My years living on the West Coast, were the height of my experimentation within the field of New Genres as I had the opportunity to study with Martin Kersels, Larry Johnson and Bruce Yonemoto among other influential LA artists. Working as an assistant installer at Gagosian Gallery gave me access to studying the most sought after works of contemporary art first-hand. It was my job to preserve Chris Burden’s relics and help install works by Jeff Koons, Cindy Sherman, Maya Lin and Vanessa Beecroft, all who I had the honour of meeting in person. Returning to Canada, I cherish the freedoms I have to invent my identity from scratch as an artist in a city which is just beginning to rewrite the rules for international and contemporary art on a very local level. I revel in the ability to remain relatively obscure in Toronto and yet access global markets and artist communities from my Willowdale home.

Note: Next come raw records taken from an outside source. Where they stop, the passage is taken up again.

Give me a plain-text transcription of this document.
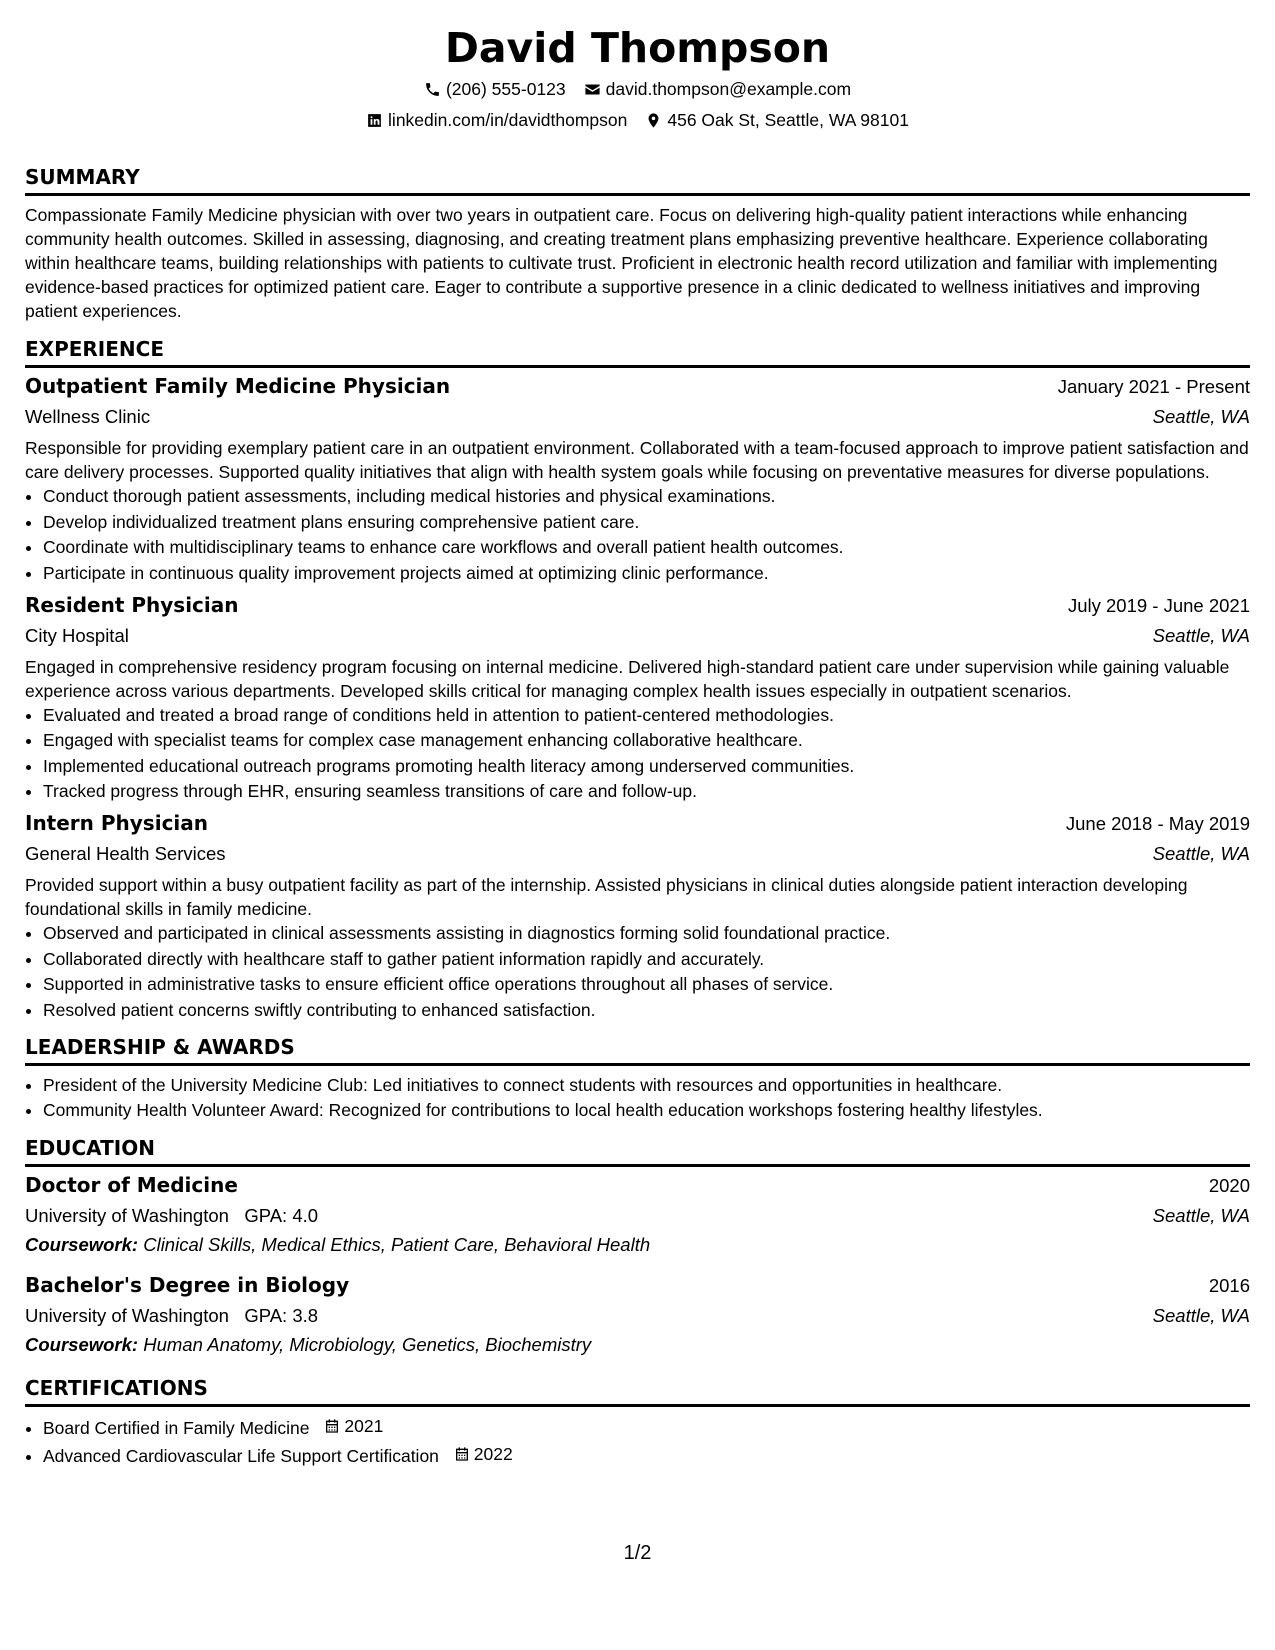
David Thompson
(206) 555-0123 david.thompson@example.com
linkedin.com/in/davidthompson 456 Oak St, Seattle, WA 98101
SUMMARY

Compassionate Family Medicine physician with over two years in outpatient care. Focus on delivering high-quality patient interactions while enhancing community health outcomes. Skilled in assessing, diagnosing, and creating treatment plans emphasizing preventive healthcare. Experience collaborating within healthcare teams, building relationships with patients to cultivate trust. Proficient in electronic health record utilization and familiar with implementing evidence-based practices for optimized patient care. Eager to contribute a supportive presence in a clinic dedicated to wellness initiatives and improving patient experiences.

EXPERIENCE
Outpatient Family Medicine Physician	January 2021 - Present
Wellness Clinic	Seattle, WA

Responsible for providing exemplary patient care in an outpatient environment. Collaborated with a team-focused approach to improve patient satisfaction and care delivery processes. Supported quality initiatives that align with health system goals while focusing on preventative measures for diverse populations.

• Conduct thorough patient assessments, including medical histories and physical examinations.
• Develop individualized treatment plans ensuring comprehensive patient care.
• Coordinate with multidisciplinary teams to enhance care workflows and overall patient health outcomes.
• Participate in continuous quality improvement projects aimed at optimizing clinic performance.
Resident Physician	July 2019 - June 2021
City Hospital	Seattle, WA

Engaged in comprehensive residency program focusing on internal medicine. Delivered high-standard patient care under supervision while gaining valuable experience across various departments. Developed skills critical for managing complex health issues especially in outpatient scenarios.

• Evaluated and treated a broad range of conditions held in attention to patient-centered methodologies.
• Engaged with specialist teams for complex case management enhancing collaborative healthcare.
• Implemented educational outreach programs promoting health literacy among underserved communities.
• Tracked progress through EHR, ensuring seamless transitions of care and follow-up.
Intern Physician	June 2018 - May 2019
General Health Services	Seattle, WA

Provided support within a busy outpatient facility as part of the internship. Assisted physicians in clinical duties alongside patient interaction developing foundational skills in family medicine.

• Observed and participated in clinical assessments assisting in diagnostics forming solid foundational practice.
• Collaborated directly with healthcare staff to gather patient information rapidly and accurately.
• Supported in administrative tasks to ensure efficient office operations throughout all phases of service.
• Resolved patient concerns swiftly contributing to enhanced satisfaction.
LEADERSHIP & AWARDS
• President of the University Medicine Club: Led initiatives to connect students with resources and opportunities in healthcare.
• Community Health Volunteer Award: Recognized for contributions to local health education workshops fostering healthy lifestyles.
EDUCATION
Doctor of Medicine	2020
University of Washington GPA: 4.0	Seattle, WA
Coursework: Clinical Skills, Medical Ethics, Patient Care, Behavioral Health
Bachelor's Degree in Biology	2016
University of Washington GPA: 3.8	Seattle, WA
Coursework: Human Anatomy, Microbiology, Genetics, Biochemistry
CERTIFICATIONS
• Board Certified in Family Medicine 2021
• Advanced Cardiovascular Life Support Certification 2022
1/2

The opportunity to exhibit in Italy has healed some of the wounds associated with being stigmatized in Canada – by both a Fellini-esque frozen notion of 50’s Italian culture generated by the Italo-Canadian community’s nostalgic view of their place of origin and the deafening silence and ongoing ostracism still embedded in postcolonial Canadian culture. The call to redefine our nation’s structures is heartening in the wake of the need for reconciliation and justice between Indigenous and nonIndigenous peoples in Canada. “Emily” was intended to operate beyond languages, borders and politics by addressing environmental education and engagement which is global by an urgent necessity.

Paola Rubertelli: I share the need and urgency of commitment, as Otino indicates. Probably the collaboration between us and our sharing are strengthened precisely by these aspects. Flag No Flags works on a holistic and transdisciplinary approach. The Association is linked to an anthropological dimension aimed at a human being of many dimensions: spirit and body, masculinity and femininity, intellect and affectivity, factors that combine to give a dynamic image. With Flag No Flags we would like to represent the image of a person in his entirety, with his own conscience, paying attention to preconscious and profound, psychic and biological states as well as intellectual and spiritual states. The commitment is translated for us into a permanent process, really close to the concept of social sculpture of Joseph Beuys, in its continuous becoming with the ecological, political, religious, economic, historical and cultural ties that determine the social apparatus, in Emilia like everywhere else. This allows art to become anthropological, one with life. This seems to connect in a firm way the experience of Flag No Flags to that of Otino Corsano, whom I still thank for the important testimony, and of Giovanni Nicolini to whom we express our gratitude and appreciation for sharing this project and for the editing of the notes set as a premise of this free exchange of views.